Is the CBC Moderating Online Forums to Stifle Criticism?

There is controversy brewing over CBC Radio One' s move toward playing more contemporary music in a new afternoon show that critics say sounds very similar to commercial radio. Kate Taylor of the Globe and Mail covers the issue in an article in Saturday' s paper.

What Taylor does not cover is an apparent attempt by CBC to reduce criticism of its programming on its online chat forums. A blog reader reports that CBC' s Two New Hours listserv was emerging as a source of discussion among those upset with the new programming choices. Submissions that routinely appeared (see discussion earlier this month) on the site are now vetted, with critical postings never seeing the light of day.

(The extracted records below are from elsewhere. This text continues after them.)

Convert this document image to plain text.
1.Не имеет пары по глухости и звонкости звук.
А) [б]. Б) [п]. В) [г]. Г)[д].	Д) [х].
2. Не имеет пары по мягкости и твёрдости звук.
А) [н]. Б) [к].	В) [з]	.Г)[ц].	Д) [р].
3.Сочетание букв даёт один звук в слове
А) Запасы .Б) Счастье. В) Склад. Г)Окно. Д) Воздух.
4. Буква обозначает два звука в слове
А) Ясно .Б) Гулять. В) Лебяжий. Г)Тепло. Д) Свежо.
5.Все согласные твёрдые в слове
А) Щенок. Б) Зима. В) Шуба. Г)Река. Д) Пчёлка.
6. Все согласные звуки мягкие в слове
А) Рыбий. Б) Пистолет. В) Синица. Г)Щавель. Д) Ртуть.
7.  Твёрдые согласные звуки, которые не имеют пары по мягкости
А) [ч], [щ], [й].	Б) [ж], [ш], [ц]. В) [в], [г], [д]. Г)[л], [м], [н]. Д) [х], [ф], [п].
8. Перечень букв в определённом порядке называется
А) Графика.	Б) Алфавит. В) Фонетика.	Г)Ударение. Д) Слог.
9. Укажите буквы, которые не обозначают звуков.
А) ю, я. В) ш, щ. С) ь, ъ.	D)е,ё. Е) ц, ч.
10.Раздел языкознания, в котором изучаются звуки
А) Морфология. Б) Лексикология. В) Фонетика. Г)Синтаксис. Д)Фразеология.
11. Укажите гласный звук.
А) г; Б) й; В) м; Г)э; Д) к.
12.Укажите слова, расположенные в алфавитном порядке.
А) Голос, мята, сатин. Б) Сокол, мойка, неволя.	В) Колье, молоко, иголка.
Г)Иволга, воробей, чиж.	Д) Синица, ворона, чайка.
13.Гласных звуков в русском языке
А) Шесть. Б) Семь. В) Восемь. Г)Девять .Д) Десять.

In support of its filtering approach, CBC has changed its terms of use for the site. An FAQ says it all:


"6. Is this a moderated list?

No. This list is unmoderated. Postings are not screened before being distributed. Postings are received by all members of the list, so discretion is needed. Consider your postings as published material."


"6. Is this a moderated list?

Yes, this list is moderated by the Two New Hours producers. Any submissions that are off topic will not be posted. The purpose of this list is to promote discussion of Two New Hours and new concert music."

CBC is of course free to make its own programming decisions and to choose how it wants to run its online discussion forums. However, shutting down online debate seems to run completely counter to the CBC' s promise as a publicly-funded open source of Canadian content and discussion. If it hopes to develop a large online community of interest, it should reconsider this recent move by recognizing that facilitating both supportive and critical views is a sign of strength, not weakness.